Prior to 1978, there were no prescribed limits on assessing initial assessed value at a base year values, increasing the assessed value from year to year, or increasing the rate of property tax. The passage of Proposition 13 in 1978 prescribed these limits and curtailed many of the methods of the government to tax real properties.

Proposition 13 has limited the government’s power to tax

In June 1978, California voters approved Proposition 13 to change property taxation in California. The passage of Proposition 13:

1. Limited the property tax rate applied to assessed values to 1 percent plus additional rates to retire bonded indebtedness;
2. Placed explicit limitations on the power of the government to impose additional property taxes; and
3. Limited increases in assessed values.

Proposition 13 limited the power of the government to assign values to properties by fixing base values for properties at market values of 1975 in general. After its passage in 1978, the assessment procedure of real properties for property tax has dramatically changed. Real property values for property tax purposes are now rolled back to their March 1, 1975, values before any increase in them and before calculating property tax on these values.

In addition to fixing the base values, Proposition 13 further limited the government’s power to tax by placing strict upper limits on annual increases in assessed values. The assessed value of a property cannot increase by more than 2% in any given year. This means both the initial assessment of a property and its yearly increase are now limited.

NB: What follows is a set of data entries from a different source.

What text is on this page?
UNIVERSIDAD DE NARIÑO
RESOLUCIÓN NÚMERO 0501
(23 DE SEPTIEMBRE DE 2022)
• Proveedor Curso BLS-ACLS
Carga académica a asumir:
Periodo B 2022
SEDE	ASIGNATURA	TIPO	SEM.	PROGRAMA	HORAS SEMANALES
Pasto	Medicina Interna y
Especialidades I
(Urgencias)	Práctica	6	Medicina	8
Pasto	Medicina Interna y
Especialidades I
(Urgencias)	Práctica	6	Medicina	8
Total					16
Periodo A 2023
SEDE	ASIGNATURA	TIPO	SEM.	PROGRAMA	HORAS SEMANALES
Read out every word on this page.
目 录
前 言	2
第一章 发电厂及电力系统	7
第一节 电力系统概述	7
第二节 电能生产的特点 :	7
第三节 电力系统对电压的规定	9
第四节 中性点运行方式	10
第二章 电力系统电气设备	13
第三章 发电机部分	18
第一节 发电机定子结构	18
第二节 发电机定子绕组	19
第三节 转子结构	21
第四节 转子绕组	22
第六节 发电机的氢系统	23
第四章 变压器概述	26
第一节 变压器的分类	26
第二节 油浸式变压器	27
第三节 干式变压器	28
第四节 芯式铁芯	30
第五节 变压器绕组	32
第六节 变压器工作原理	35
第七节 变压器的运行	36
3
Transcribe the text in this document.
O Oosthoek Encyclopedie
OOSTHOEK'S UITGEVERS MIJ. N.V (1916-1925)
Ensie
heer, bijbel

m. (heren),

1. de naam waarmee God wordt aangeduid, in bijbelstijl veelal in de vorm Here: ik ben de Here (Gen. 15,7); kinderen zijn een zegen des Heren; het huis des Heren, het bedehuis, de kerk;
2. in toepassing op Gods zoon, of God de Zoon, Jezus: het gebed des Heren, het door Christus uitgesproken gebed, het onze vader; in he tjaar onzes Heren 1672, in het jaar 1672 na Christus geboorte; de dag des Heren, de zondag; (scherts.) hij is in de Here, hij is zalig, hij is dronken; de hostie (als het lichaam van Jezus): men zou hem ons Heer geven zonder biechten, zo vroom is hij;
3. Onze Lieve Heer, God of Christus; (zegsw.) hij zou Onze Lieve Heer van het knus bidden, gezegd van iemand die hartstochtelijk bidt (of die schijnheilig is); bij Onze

After Proposition 13, a County Assessor annually assesses all real property in California annually on January 1. Under the Revenue & Taxation Code, two values are compared, and the greater of the two is assigned as the assessed value for the property:

1. Base Year Value as of March 1, 1975 plus adjustment for inflation; and
2. Base Year Value as of the date of recent change in ownership.

Base Year Value as of the date of new construction is also relevant because new construction also triggers reassessment. However, reassessment based on new construction is beyond the scope of this article/eBook.

Thus, Base Year Value of March 1, 1975 plus adjustment will be the assessed value of your property unless there is new construction on your property, or the property is transferred through sale. Therefore, any new construction or transfer is likely to result in a higher assessed values for your property.

A base year value is the full cash value or fair market value of the property. The base year value is adjusted for inflation at a specified rate. Since Proposition 13 placed a limit on the annual increase in assessed value, the base year value cannot be increased by more than 2% in a year, unless the property is transferred or new construction takes place.

The law defines fair market value as the full cash value of real property or its equivalent. It is the amount of cash that the seller of the real property would expect to receive on the open market if neither party were under an exigency to enter into the transaction and both parties were fully informed about any advantages or disadvantage associated with the property.

After the passage of Proposition 13, the value of real property in California, for property tax purposes, does not necessarily increase to keep pace with its current fair market value. However, a change in ownership can result in the assessed value being increased to the current market value, regardless of its previous assessed value.